# Thread: Proving continuity of function

1. ## Proving continuity of function

I would just like someone to check this proof for me. I am just learning this material so I would like to make sure I am doing the proofs properly.

Question: Show that if $\displaystyle A \subset R^n$ and $\displaystyle f: A \rightarrow R$ and if the partial derivatives $\displaystyle \partial f_{x_i}$ exist and are bounded in a neighborhood of $\displaystyle \vec{a} \in R^n$, then f is continuous at $\displaystyle \vec{a}$

Proof: We have to show that $\displaystyle |f(\vec{a} + t\vec{e_i}) - f(\vec{a})| \rightarrow 0$ as $\displaystyle t \rightarrow 0$ where $\displaystyle t$ is a real number and $\displaystyle \vec{e_i}$ is any basis vector for $\displaystyle R^n$.

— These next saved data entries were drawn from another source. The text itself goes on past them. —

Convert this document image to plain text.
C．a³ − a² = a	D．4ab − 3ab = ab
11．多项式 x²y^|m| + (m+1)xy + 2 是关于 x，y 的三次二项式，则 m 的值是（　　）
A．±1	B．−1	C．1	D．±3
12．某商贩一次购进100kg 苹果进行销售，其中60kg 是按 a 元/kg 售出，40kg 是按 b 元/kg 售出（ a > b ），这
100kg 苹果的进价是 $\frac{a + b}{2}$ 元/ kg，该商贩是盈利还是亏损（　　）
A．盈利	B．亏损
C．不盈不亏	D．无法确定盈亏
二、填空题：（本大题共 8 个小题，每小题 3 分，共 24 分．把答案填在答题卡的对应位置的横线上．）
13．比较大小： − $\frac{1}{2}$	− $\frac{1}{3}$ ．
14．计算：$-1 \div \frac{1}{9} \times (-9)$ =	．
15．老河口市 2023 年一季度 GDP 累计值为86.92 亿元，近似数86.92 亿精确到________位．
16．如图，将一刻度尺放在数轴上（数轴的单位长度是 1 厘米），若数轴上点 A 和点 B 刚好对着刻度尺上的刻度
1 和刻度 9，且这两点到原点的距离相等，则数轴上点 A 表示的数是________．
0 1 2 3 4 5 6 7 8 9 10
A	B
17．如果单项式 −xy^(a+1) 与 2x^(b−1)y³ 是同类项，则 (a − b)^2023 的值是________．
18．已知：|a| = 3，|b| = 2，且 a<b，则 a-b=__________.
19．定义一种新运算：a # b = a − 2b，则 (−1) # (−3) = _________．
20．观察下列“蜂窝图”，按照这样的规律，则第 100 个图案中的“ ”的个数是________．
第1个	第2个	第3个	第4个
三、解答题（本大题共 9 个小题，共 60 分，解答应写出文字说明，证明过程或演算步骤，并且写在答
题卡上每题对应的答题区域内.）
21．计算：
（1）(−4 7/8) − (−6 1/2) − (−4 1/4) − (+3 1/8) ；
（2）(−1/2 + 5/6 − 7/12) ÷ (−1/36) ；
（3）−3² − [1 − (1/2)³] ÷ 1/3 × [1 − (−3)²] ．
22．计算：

Let $\displaystyle M$ be an upper bound for all the partial derivatives of f, in some neighborhood of $\displaystyle \vec{a}$. Observe that $\displaystyle 0 \le \lim_{t \rightarrow 0} |f(\vec{a} + t\vec{e_i}) - f(\vec{a})| = \lim_{t \rightarrow 0} |t| |\frac{f(\vec{a} + t\vec{e_i}) - f(\vec{a})}{t}| = \lim_{t \rightarrow 0} |t| \lim_{t \rightarrow 0} |\frac{|f(\vec{a} + t\vec{e_i}) - f(\vec{a})}{t}|$ $\displaystyle = \lim_{t \rightarrow 0} |t| \partial f_{x_i} \le \lim_{t \rightarrow 0} |t| M = 0$ and so $\displaystyle |f(\vec{a} + t\vec{e_i}) - f(\vec{a})| \rightarrow 0$ as desired. QED

2. Did you use the fact that the derivatives exist and are bounded in a neighborhood of $\displaystyle a$?